Eropa krisis, pasar perikanan Eropa Timur dijaring



Tidak bisa dipungkiri, European Seafood Exposition alias pameran bahan makanan berbasis kelautan di Brussels, Belgia, pada 23-25 April 2013, menjadi ajang perebutan para pemasok produk perikanan dunia. Mereka sedang berusaha mencari pasar baru di tengah kelesuan ekonomi dunia, terutama di Eropa sendiri.

Tak mengherankan, para pengusaha produk perikanan berusaha mati-matian melobi sejumlah calon buyers di pameran tersebut. Tak terkecuali produsen produk perikanan asal Indonesia.

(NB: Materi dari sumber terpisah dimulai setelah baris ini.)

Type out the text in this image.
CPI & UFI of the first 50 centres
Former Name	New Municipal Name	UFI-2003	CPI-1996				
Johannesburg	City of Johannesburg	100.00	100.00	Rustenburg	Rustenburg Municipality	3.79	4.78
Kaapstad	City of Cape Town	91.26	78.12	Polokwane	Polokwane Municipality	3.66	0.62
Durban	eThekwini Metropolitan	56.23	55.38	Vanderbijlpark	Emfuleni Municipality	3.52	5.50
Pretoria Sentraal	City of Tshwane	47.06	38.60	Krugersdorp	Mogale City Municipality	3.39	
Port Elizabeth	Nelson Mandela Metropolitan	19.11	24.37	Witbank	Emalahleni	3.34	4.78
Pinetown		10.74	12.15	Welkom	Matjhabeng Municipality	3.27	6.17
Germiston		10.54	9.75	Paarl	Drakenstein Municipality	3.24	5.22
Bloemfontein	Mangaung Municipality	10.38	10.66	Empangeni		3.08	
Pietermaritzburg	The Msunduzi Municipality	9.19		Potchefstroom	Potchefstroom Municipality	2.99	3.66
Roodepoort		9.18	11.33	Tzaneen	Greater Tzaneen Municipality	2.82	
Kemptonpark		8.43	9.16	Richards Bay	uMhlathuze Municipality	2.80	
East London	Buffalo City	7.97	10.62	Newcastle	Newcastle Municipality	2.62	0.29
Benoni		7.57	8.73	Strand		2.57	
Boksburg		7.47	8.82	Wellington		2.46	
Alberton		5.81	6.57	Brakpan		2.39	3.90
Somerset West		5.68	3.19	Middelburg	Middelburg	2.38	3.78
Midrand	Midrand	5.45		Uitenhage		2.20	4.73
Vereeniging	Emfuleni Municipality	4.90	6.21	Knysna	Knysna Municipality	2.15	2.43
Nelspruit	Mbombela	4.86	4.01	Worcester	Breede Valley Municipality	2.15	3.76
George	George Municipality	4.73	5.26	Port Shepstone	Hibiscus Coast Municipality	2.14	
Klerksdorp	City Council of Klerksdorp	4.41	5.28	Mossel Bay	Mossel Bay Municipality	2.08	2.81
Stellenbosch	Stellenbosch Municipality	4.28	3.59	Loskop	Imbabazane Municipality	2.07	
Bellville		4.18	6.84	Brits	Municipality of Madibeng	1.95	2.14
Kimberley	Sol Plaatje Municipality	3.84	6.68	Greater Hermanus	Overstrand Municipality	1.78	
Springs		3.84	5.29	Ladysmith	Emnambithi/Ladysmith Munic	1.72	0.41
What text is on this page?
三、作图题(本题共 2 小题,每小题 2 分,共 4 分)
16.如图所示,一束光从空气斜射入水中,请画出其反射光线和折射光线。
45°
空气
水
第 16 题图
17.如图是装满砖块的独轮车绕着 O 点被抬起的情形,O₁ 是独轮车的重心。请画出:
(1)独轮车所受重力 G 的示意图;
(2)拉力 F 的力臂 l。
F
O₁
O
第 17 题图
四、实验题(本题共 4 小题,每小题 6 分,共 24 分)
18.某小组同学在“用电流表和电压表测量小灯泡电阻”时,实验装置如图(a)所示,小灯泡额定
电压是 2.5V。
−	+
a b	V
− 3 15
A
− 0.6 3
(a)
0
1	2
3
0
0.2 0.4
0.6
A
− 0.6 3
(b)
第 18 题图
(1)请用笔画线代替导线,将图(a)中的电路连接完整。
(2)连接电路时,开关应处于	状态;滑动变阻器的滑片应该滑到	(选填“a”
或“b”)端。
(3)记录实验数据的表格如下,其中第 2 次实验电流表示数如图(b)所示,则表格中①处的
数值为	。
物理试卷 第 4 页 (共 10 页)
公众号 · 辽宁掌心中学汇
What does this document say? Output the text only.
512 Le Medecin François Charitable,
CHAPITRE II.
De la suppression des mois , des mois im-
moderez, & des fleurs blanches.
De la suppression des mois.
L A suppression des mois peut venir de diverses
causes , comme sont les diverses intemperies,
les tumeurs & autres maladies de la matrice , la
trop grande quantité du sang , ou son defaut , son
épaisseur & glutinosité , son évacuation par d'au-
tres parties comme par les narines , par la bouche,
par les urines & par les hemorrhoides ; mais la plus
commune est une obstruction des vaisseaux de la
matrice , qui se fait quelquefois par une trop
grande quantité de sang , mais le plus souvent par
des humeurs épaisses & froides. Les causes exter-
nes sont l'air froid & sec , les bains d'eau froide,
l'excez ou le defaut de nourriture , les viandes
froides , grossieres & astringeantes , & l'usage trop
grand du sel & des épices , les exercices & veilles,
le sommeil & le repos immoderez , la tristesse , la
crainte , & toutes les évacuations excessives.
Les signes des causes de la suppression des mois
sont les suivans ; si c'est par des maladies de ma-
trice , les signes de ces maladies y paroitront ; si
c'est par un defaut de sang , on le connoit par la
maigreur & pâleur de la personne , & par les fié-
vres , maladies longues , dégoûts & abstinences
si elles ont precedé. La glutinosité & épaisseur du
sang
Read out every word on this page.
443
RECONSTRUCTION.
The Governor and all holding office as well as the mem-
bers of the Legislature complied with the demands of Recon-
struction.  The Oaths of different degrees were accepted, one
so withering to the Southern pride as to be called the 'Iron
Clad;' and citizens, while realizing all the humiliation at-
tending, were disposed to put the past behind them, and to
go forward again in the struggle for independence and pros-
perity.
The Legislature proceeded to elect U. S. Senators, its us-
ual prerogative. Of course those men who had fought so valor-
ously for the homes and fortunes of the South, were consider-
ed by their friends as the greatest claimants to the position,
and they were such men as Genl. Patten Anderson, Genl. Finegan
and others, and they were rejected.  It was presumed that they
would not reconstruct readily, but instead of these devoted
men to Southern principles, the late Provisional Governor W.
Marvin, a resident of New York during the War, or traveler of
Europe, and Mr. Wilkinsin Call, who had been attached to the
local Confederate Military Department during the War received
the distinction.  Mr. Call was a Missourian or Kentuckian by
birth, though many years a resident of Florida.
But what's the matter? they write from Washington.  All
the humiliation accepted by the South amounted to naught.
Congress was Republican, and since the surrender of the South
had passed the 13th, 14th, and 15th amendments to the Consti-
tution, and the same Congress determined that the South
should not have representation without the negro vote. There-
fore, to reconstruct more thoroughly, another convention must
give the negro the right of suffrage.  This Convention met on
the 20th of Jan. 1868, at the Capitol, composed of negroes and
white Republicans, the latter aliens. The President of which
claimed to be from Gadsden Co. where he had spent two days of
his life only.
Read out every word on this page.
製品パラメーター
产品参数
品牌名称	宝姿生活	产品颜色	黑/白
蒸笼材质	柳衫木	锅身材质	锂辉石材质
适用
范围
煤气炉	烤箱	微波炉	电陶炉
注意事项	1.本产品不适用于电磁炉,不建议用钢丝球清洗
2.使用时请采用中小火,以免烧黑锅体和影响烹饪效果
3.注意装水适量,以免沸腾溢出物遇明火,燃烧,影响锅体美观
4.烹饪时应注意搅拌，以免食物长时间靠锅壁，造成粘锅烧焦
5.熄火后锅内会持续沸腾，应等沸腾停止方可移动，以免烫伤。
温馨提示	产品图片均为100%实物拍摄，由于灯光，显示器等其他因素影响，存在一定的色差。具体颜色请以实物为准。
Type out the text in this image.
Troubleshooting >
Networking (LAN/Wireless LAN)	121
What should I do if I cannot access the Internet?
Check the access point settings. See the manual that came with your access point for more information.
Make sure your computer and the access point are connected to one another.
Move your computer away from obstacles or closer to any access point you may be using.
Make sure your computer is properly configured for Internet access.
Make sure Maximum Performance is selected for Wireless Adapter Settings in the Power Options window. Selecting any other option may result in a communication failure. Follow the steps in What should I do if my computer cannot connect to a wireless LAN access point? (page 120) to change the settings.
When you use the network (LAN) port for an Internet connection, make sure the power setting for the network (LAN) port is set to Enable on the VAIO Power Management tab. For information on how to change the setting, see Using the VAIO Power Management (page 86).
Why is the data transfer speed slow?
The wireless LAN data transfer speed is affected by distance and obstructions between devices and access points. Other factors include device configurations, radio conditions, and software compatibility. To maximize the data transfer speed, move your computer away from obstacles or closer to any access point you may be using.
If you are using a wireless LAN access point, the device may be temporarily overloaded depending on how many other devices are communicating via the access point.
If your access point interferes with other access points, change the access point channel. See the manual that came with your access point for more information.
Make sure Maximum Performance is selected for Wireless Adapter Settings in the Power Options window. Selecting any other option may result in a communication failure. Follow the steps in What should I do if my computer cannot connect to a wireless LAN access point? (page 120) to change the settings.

Arif Havas Oegroseno Duta Besar Indonesia untuk Belgia dan Luxemburg yang hadir dalam pameran tersebut, mengharapkan, melalui keikut-sertaan di pameran tersebut, pengusaha Indonesia bisa merebut pasar produk perikanan bukan hanya di Eropa, tetapi juga ke negara-negara lain.


Sebab,  para pembeli produk perikanan berbagai negara juga datang dan memanfaatkan kesempatan tersebut untuk bertemu pemasok.Pasar Eropa sendiri, menurut Arif, sekarang ini memang sedang kurang menguntungkan. Sejak krisis ekonomi menggedor kawasan ini sekitar tiga tahun lalu,   angka pengangguran di sejumlah negara kawasan Eropa meledak.

Arif mencontohkan, tingkat pengangguran di Spanyol meningkat 50% dibandingkan dengan sebelumnya. bahkan lonjakan pengangguran di Siprus  bisa lebih tinggi lagi. Rata-rata pengangguran di negara-negara di Eropa saat ini melonjak sekitar 15%.

Evelin, pegawai Komite Sosial Pemerintah Belanda, menyatakan,  sejak krisis ekonomi melanda Eropa tiga tahun terakhir, permintaan tunjangan sosial dari lulusan perguruan tinggi meningkat. Fenomena ini nyaris terjadi di hampir seluruh negara di Eropa. Artinya, kata Evelin, banyak lulusan perguruan tinggi yang tidak lagi bisa ditampung di dunia kerja, karena yang terkena PHK saja banyak.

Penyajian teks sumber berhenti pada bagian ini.